Few lines capture the central neurosis of our age better. Our relationship to reality is not an uncompromised one. It is tarnished, marked by sin, and the refusal to bear responsibility for our actions in it. At the end of C.S. Lewis’s The Great Divorce, Lewis wakes in a fit of horror because he has seen a glimpse of the reality beneath the shadows, the fixed eternal that is the accumulation of a million choices distended through time, and he cannot bear the sight. God, we hear in those pages, is the Fact to whom the universe answers, and the Fact on which all other facts depend. It is a point worth contemplating.
My own generation, the “millenials,” love to talk about being “authentic.” And well we should, for whatever else happens, we cannot fail in honesty or veracity to that which we are—in Christ.
But as Eliot reminds us, authenticity isn’t easy.
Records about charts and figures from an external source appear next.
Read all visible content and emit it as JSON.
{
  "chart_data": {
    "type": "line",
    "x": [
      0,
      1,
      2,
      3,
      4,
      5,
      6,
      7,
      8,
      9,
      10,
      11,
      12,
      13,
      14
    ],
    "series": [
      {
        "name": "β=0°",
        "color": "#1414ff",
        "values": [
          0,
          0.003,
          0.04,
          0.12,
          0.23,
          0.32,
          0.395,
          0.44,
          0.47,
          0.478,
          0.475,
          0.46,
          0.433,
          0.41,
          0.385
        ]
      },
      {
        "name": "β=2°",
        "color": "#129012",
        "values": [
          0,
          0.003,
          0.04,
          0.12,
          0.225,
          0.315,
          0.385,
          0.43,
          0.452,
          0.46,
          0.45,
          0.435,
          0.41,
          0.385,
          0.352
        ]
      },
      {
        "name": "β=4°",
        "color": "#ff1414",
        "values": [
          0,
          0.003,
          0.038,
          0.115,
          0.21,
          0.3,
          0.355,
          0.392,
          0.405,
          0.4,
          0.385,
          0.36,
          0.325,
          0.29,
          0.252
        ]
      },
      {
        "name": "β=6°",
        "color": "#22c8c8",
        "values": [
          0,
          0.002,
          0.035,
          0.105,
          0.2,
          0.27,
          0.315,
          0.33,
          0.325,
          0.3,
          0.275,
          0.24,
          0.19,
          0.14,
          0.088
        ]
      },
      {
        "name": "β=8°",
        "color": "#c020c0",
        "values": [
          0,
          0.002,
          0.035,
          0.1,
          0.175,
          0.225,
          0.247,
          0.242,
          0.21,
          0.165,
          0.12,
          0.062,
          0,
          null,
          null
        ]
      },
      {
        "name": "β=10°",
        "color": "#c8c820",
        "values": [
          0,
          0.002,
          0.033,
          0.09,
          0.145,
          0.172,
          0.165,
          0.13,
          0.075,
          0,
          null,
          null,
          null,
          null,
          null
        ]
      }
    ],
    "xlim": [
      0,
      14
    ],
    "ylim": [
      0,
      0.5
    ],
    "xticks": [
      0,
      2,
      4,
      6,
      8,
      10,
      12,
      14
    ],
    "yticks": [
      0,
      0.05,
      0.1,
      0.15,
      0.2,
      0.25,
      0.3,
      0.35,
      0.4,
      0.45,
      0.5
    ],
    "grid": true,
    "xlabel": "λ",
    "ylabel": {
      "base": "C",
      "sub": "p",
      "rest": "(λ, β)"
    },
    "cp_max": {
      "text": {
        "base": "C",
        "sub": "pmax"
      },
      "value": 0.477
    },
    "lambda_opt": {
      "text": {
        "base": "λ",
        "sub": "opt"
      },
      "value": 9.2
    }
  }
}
Rather, it is the most difficult thing of all. Acknowledging the reality of who we are is the sort of enterprise that will inevitably fail unless aided by grace. The moment we claim to “know ourselves” is precisely the moment when we are most prone to self-deception, especially if that knowledge is not mediated to us by the Word of God.
Our age is one of deep confusion about the nature and authority of reality, and one of endless amusements to help us avoid it. We are, to return to Eliot, “distracted from distraction by distraction,” working tirelessly to avoid God, our neighbors, and ourselves. No generation has been able to bear reality—ours is simply the first that has been able to construct a virtual alternative that is more to our liking.
But avoiding the truth is a fool’s game, for the Fact that we avoid is one named Love. Truth and grace have met in the person of Jesus Christ, the Beloved Disciple tells us, and inasmuch as we are in Him we will see them both in equal measure. In Him we can bear all the reality he gives to us, for He gives it to us according to our measure.